Parliamo della settimana corta. Un esperimento su larga scala è stato fatto nel Regno Unito e anche la Spagna ci sta provando. In Italia invece l’iniziativa è lasciata alle singole aziende. Qual è il suo giudizio su questo grande tema?
«Il nostro centro di ricerca coordinato dal Professor Frigelli ha effettuato una survey molto interessante che ci indica che chi si occupa di persone e di organizzazione non è assolutamente contrario alla settimana corta, ma bisogna comprendere gli impatti normativi ed economici. Siamo pronti a una sperimentazione e noi come AIDP sicuramente spingeremo in tal senso. Gli esperimenti fatti all’estero sono incoraggianti, ma occorre capire bene come configurare questa nuova realtà: se ridurre l’orario di lavoro settimanale o se, al contrario, aumentare l’orario giornaliero nei quattro giorni. Serve studiare, capire e aprire un dialogo con i sindacati. In ogni caso credo che i tempi siano maturi per perché la produttività dipende dalla motivazione e dalle competenze, non dall’orario».

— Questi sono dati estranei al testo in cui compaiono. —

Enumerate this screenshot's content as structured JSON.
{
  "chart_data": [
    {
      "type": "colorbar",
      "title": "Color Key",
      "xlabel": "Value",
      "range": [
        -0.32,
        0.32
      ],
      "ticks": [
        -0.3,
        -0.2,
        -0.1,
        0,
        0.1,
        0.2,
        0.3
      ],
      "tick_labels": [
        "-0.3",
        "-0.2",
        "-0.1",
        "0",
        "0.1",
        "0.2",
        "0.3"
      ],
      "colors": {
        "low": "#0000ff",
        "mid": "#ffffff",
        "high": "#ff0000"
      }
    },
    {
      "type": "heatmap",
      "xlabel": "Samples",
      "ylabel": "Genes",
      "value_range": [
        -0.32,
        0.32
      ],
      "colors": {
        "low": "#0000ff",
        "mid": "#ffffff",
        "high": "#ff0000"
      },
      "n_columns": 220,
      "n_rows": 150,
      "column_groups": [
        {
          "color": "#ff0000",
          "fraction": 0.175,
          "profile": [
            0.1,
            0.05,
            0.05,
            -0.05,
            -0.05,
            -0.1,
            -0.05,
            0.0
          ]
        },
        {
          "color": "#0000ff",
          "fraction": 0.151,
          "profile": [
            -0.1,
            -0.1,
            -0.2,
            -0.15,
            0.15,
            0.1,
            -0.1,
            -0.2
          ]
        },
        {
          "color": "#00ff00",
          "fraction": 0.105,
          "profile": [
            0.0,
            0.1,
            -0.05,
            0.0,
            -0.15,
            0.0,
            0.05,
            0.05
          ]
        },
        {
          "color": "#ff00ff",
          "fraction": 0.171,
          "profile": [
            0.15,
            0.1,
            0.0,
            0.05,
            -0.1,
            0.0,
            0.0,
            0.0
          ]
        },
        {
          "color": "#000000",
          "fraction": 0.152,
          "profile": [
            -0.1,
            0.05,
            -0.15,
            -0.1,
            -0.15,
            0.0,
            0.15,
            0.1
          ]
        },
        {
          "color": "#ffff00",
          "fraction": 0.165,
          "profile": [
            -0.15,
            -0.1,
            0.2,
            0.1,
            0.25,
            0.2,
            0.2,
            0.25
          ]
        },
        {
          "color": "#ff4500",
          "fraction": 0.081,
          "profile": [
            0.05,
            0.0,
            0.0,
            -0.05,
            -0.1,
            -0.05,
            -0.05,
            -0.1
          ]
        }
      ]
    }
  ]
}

A proposito di competenze, in Italia il mismatch è sempre più ampio, un problema che l’associazione vede molto da vicino. Come si risolve?
«Dobbiamo fare rete con le scuole e con le università per avere dei gruppi di lavoro comuni. L’AIDP sotto questo punto di vista ha tanti progetti, molto importanti, che coinvolgono anche le professionalità Stem per le giovani ragazze e donne. Penso che entrare nelle scuole, raccontare i mestieri che fino a poco tempo fa venivano considerati prevalentemente maschili, ma che invece non hanno sesso – perché le competenze non hanno sesso – sia necessario e doveroso».
Veniamo al Congresso: quali sono gli obiettivi che l’AIDP si prefigge con questa due giorni di ncontr?
«Abbiamo quasi mille presenze da tutta Italia e il nostro obiettivo è quello di apprendere gli uni dagli altri, tornare a casa con nuovi progetti, idee e relazioni, trovare insieme la via per implementare un nuovo modo di occuparsi delle persone, mettendole al centro».
Possiamo concludere dicendo che il cosiddetto “Benessere” non è più solo una parola?
«Il benessere è un obbligo per tutte le realtà. Quello che in aziende grandi ed evolute ormai viene dato per scontato, magari fatica un po’ ad entrare nella cultura di aziende medie o piccole. Proprio per questo motivo l’AIDP ha implementato un’area Pmi che lavora proprio per creare la cultura della centralità della persona anche in micro imprese che un direttore del personale non ce l’hanno nemmeno. Anche l’imprenditore deve essere l’owner di una cultura etica che mette al centro la persona. L’associazione è a loro disposizione per parlare di modelli e strumenti che possono cambiare le cose».